Mayhill Fowler: Some Straight Talk on Afghanistan

afghanistanThis is not an 18-month commitment.

“I was really depressed when I learned he [Obama] was going to say it’s all about al Qaeda,” Marvin Weinbaum said. Weinbaum is a scholar-in-residence at the Middle East Institute and an Afghanistan expert who visited the White House during the months President Obama was crafting his new AfPak policy. Now he is working with the Afghan Familiarization Program to help prepare the civilians who are going in country, the “expeditionary forces” who will implement a significant part of the president’s new policy. On Friday he spoke to a group of journalists at the Knight Center for Specialized Journalism at the University of Maryland. (Watch the speech and the Q & A here.)

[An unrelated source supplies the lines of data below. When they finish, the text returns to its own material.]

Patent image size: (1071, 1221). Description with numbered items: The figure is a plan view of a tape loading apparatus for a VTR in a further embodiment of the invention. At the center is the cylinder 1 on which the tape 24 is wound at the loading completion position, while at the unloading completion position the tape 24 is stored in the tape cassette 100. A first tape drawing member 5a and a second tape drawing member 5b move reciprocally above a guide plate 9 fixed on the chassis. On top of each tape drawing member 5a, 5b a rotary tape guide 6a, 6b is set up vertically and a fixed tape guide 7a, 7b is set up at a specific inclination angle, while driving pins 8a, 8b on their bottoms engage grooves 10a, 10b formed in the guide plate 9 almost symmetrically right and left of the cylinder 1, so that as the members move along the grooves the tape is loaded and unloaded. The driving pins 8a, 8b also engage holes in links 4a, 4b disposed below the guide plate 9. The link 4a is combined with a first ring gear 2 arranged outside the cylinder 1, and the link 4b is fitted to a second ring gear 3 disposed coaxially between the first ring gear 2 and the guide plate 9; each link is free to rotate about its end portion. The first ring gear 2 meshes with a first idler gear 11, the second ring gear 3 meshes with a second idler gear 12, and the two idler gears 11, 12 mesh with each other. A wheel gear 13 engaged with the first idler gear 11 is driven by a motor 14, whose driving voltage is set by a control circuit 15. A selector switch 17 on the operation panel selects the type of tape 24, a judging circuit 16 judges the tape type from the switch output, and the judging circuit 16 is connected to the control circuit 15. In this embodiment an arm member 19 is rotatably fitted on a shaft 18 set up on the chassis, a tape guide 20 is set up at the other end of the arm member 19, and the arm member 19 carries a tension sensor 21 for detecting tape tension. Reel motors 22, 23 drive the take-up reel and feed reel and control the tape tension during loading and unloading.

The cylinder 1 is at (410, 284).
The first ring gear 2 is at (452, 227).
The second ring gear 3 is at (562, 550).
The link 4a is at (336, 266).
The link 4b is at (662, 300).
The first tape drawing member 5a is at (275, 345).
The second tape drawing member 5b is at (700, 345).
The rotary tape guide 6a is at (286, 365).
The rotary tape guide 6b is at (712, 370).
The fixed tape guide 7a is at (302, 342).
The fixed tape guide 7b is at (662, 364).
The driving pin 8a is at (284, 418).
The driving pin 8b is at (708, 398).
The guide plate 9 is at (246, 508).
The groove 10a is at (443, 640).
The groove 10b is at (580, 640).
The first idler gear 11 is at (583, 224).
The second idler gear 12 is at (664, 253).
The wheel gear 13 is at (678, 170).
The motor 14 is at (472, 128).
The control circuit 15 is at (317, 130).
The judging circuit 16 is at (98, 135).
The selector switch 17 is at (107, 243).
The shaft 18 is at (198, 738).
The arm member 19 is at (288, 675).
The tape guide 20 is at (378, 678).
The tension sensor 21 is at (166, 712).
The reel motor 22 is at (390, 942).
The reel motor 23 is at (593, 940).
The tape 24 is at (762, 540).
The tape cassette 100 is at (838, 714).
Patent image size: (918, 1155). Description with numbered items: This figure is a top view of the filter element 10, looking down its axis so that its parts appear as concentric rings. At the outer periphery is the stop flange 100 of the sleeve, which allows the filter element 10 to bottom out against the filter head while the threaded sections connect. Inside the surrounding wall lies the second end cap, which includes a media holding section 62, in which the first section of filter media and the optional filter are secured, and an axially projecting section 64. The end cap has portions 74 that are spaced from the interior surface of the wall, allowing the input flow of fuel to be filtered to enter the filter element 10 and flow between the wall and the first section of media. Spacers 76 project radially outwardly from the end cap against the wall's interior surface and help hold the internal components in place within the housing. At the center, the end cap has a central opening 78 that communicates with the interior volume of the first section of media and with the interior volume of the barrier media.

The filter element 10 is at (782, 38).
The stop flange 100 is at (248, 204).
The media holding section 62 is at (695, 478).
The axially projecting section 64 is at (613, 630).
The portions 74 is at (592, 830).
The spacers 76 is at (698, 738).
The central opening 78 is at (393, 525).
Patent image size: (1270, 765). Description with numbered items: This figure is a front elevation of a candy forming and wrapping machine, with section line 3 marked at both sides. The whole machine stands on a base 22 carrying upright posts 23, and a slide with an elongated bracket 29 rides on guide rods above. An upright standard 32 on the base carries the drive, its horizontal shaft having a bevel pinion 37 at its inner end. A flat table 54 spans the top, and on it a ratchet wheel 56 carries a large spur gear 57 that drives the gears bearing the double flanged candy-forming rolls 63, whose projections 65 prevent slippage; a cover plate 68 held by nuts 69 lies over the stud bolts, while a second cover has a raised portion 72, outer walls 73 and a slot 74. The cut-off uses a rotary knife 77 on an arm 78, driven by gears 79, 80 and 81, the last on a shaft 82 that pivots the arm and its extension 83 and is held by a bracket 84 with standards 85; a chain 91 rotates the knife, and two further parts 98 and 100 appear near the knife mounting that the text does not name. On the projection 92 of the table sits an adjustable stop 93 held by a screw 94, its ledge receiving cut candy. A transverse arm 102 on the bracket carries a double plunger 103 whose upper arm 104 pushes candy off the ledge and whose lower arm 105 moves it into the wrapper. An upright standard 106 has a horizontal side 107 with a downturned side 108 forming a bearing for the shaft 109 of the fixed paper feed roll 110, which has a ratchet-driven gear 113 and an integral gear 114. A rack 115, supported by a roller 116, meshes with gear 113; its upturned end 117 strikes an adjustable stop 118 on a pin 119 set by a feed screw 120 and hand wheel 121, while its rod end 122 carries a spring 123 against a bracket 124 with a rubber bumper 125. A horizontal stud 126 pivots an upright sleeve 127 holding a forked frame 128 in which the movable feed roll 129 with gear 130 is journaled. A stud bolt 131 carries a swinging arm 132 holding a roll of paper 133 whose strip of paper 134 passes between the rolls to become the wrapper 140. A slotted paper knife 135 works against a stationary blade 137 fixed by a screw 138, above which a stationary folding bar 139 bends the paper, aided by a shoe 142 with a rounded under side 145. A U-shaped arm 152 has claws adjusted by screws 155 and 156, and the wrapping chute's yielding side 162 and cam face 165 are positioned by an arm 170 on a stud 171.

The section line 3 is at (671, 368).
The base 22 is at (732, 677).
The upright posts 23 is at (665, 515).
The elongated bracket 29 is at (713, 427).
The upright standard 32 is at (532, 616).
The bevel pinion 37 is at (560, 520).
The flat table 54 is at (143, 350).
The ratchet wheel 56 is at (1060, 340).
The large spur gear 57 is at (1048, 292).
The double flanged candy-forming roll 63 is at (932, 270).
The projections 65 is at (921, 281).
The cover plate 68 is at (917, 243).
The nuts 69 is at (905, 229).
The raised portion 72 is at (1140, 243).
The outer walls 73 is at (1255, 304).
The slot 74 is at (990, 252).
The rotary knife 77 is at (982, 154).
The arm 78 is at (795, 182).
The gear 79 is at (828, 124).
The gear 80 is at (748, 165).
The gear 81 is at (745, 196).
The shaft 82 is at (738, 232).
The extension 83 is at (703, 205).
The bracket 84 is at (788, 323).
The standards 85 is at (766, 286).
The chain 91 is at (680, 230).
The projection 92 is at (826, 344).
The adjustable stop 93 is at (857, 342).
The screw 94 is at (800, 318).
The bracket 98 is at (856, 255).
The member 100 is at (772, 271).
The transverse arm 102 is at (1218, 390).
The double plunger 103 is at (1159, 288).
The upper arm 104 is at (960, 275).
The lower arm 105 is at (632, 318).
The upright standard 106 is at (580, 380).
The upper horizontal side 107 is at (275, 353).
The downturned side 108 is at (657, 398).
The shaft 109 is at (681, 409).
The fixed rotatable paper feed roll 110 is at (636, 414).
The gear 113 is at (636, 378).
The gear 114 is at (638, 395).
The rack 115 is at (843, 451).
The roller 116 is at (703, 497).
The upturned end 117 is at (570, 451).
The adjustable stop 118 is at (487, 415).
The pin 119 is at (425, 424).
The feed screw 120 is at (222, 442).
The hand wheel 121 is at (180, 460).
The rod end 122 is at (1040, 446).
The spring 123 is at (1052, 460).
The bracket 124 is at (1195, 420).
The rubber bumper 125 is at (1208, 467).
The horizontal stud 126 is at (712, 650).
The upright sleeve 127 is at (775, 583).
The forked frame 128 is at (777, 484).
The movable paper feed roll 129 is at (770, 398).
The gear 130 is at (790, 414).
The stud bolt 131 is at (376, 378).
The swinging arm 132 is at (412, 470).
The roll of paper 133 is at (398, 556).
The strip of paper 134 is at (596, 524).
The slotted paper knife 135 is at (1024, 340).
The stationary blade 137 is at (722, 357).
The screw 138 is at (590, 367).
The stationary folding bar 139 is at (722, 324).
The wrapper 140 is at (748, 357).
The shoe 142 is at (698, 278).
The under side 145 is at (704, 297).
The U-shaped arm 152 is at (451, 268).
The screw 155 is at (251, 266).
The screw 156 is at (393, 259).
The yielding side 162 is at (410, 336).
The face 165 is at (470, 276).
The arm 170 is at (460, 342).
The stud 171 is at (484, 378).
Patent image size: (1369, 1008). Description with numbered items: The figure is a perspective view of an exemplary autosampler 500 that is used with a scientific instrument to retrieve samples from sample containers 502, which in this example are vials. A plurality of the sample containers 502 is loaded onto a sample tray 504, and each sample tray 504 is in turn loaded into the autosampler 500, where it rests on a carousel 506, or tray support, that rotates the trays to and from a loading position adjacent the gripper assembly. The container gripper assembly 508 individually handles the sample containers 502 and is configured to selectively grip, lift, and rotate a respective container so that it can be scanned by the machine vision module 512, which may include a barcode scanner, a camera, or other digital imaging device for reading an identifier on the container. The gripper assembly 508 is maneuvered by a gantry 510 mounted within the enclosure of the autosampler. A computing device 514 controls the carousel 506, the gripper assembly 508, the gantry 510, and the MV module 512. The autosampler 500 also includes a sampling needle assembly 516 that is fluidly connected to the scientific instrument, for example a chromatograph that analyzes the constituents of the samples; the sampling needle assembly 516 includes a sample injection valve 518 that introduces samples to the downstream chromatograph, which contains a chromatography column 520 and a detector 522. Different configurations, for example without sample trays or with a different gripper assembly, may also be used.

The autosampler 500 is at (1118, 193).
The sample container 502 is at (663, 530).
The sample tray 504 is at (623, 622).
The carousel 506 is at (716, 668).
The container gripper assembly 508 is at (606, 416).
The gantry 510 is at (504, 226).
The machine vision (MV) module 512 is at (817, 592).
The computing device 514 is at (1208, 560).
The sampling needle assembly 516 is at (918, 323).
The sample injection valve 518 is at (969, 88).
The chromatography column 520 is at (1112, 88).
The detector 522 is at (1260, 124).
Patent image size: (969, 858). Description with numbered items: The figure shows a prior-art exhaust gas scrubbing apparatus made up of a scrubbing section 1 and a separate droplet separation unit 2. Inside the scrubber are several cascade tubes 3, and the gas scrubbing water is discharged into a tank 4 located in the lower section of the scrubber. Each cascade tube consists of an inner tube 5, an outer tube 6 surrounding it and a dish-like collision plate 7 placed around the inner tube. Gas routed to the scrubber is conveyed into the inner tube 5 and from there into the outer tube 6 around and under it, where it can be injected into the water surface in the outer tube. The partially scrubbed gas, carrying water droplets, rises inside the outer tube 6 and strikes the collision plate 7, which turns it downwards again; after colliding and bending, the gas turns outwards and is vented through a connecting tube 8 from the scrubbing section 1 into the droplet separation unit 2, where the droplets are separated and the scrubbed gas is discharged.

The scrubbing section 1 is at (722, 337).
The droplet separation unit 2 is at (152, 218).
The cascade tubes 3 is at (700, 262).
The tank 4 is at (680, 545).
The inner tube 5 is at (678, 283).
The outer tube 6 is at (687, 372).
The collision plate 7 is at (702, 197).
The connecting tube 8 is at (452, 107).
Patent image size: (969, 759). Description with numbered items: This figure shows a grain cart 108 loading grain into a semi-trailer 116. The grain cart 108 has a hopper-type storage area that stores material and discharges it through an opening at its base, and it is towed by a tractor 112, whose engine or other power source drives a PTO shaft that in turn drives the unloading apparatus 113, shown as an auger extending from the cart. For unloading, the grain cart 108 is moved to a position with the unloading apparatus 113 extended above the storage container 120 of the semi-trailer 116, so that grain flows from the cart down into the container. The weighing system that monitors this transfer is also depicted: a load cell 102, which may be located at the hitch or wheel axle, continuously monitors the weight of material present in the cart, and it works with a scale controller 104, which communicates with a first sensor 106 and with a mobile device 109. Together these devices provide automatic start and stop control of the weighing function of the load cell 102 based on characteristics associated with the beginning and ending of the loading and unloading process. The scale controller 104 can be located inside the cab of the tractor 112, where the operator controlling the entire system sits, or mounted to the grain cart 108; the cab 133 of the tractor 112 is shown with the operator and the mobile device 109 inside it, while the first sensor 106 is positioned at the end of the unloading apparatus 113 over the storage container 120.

“But for political expediency reasons — and I understand, that’s what grabs the American people,” Weinbaum continued, going on to explain why al Qaeda is not the reason we are still in Afghanistan. Although I think Marvin Weinbaum is wrong on the subject of what grabs us Americans (I do not believe that the threat of al Qaeda is any longer one of those attention-grabbers), Weinbaum does know Afghanistan. “I’m one of the few people left who took any interest in Afghanistan in the 1960s and 1970s,” Weinbaum said. His discourse at the Knight Center is telling in many ways. Since the session is an hour-and-a-half long, I annotate the highlights below.

55:37 This is not an 18-month commitment. “I was in the White House last week. I’ll give you first-hand what their thinking is — it’s an indefinite commitment. . . . At 18 months we’re going to be evaluating whether our strategy is working. . . . We’re not saying forever…. We might go from 100,000 to 98,000 [troops] if we are succeeding.”